By far the best thing about this CD is that most of the music was composed by the legendary Akira Ifukube. This is not at all surprising, since all but one track in this compilation are taken from 13 of the 14 G-films of the Showa Series, eight of which were scored by Ifukube. In addition, several other composers used some of Ifukube’s themes in their own G-scores, so much of the album carries his familiar stamp. Those who love Godzilla films and the music in them will appreciate that fact.
The single non-Godzilla movie track included is “Mothra’s Song,” from Toho’s 1961 Mothra [the song was recited again by the Peanuts in Godzilla vs. Mothra, which is likely why it was included on this soundtrack—CN] . The CD comes with extensive liner notes, including brief synopses of the films, brief biographical sketches of several of Godzilla’s creative team, and a real treat--the lyrics to “Mothra’s Song” in three languages, including the Malay version sung by the Peanuts.
Oddly, none of the music from Godzilla vs. the Sea Monster is included. The producer’s notes simply dismiss this score as “unremarkable.” While that may be true, surely they could have found something worth including. (Now I will have to watch Godzilla vs. the Sea Monster again to evaluate its “unremarkable” score myself.) On the down side, there are a few tracks on this album that I’d just as soon the producers had omitted. However, since the idea was to pick the “best” music from each film, every film in the Showa Series [and the first G-film, which this editor does not consider part of the Showa Series, but the prologue to all three film series—CN] except Godzilla vs. the Sea Monster, is represented by at least one track.
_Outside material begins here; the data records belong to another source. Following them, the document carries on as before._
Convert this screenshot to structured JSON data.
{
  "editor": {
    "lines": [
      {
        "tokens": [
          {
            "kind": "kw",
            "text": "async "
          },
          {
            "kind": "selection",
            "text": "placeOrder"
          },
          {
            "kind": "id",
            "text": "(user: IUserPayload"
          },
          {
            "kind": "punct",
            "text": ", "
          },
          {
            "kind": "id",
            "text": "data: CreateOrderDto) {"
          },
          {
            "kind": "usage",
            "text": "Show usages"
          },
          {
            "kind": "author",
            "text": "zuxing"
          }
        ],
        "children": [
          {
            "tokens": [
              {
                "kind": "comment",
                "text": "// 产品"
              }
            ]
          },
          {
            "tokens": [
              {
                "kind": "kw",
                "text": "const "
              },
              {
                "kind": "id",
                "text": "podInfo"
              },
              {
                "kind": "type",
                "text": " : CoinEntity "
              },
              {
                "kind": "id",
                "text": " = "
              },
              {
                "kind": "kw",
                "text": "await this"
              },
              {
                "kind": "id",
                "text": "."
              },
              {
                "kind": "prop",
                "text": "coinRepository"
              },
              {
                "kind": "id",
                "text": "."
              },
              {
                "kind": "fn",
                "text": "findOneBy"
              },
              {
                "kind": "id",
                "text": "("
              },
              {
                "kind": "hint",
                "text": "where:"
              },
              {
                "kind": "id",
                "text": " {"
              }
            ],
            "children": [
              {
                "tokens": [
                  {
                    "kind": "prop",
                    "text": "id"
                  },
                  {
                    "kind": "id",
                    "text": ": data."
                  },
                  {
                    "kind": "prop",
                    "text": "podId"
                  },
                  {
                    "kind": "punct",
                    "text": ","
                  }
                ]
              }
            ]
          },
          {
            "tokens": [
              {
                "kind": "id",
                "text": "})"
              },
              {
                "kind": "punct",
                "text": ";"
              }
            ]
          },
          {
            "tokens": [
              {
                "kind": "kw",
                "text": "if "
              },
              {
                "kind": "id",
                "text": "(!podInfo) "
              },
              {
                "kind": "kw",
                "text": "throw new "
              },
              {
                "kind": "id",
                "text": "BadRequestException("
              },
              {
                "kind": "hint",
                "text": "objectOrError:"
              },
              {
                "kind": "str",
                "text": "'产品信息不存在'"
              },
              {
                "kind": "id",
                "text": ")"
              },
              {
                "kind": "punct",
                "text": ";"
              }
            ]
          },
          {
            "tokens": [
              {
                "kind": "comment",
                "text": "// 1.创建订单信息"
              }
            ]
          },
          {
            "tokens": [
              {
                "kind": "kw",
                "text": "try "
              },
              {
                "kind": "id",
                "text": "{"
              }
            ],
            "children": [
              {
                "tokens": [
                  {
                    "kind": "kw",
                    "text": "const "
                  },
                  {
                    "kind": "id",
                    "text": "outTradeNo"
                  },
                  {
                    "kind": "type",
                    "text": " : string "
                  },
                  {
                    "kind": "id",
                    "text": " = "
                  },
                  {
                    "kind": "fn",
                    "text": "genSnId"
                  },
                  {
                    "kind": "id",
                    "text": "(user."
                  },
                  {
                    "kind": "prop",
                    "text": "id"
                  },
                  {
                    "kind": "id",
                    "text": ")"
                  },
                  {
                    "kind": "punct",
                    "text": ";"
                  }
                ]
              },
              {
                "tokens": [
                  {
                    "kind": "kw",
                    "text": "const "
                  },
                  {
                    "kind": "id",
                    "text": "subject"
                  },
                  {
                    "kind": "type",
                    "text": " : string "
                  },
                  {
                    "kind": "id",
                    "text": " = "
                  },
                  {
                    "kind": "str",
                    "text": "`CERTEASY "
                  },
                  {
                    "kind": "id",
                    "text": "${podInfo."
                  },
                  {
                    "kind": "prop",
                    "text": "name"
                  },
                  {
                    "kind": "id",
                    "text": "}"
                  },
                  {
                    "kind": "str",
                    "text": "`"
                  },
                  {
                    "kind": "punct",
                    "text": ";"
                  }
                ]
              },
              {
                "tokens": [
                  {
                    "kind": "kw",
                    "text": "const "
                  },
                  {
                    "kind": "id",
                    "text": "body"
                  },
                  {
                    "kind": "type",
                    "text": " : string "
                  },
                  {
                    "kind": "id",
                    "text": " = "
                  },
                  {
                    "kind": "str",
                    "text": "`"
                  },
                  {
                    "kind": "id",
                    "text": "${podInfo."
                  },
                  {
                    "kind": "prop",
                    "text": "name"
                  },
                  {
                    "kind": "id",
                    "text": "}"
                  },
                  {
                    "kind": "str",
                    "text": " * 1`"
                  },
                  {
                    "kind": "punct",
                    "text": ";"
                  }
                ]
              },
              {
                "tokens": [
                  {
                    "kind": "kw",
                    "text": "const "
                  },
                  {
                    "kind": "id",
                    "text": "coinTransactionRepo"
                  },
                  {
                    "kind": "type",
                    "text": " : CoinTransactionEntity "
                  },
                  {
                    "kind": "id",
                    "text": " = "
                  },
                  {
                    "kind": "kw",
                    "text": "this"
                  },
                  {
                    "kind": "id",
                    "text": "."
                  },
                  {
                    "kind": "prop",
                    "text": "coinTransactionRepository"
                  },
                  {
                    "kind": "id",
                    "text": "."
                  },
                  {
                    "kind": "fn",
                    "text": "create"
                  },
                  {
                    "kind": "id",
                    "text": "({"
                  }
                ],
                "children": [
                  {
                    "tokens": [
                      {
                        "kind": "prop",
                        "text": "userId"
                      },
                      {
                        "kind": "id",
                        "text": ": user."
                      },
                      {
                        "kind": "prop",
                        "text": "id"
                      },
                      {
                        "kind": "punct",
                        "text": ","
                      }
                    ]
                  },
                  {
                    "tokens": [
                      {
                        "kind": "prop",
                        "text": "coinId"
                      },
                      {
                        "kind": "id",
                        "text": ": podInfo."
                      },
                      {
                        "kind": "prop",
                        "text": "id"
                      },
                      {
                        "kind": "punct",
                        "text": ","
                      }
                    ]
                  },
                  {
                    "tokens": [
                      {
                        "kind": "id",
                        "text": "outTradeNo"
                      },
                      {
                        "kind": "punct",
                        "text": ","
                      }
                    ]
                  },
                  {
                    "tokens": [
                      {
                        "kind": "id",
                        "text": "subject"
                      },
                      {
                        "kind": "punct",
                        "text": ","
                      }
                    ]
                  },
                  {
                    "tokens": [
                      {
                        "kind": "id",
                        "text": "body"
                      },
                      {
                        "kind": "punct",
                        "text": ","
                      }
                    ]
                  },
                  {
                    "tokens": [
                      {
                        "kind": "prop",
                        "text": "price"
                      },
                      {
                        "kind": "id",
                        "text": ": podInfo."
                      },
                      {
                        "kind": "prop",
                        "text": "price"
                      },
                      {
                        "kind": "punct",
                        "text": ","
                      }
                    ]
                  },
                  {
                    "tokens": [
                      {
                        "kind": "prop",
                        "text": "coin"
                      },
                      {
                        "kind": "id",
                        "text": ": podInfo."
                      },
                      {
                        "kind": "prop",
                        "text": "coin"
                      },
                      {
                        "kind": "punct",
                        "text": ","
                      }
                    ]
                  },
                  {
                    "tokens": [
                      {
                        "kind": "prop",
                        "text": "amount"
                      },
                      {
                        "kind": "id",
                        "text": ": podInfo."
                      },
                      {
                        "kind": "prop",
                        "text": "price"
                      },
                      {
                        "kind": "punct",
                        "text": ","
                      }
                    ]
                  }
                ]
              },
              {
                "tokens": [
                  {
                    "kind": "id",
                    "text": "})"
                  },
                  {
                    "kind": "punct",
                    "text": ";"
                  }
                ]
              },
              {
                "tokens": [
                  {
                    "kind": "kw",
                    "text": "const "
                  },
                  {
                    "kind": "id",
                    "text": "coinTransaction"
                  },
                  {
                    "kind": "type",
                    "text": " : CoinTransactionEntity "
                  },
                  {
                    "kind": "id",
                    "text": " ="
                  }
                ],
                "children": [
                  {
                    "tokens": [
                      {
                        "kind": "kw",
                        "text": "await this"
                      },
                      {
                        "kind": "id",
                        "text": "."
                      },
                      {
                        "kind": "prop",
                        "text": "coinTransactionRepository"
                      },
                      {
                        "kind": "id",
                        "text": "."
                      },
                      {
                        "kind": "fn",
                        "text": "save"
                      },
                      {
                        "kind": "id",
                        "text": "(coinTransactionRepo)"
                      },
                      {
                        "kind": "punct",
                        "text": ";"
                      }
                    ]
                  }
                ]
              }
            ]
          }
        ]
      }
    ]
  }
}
Unfortunately, a couple of the movies’ scores offer pretty slim pickin’s, and choosing the “best” must have been a challenge. For example, “The Cute Kid Theme/Monster Fight” from Godzilla’s Revenge (a.k.a., Godzilla, Minya, Gabara: All Monsters Attack) tells you the rest of the film’s score is fairly lame. And don’t get me started on Godzilla vs. Megalon, since Jet Jaguar’s theme annoys me like chalk squeaking on a blackboard.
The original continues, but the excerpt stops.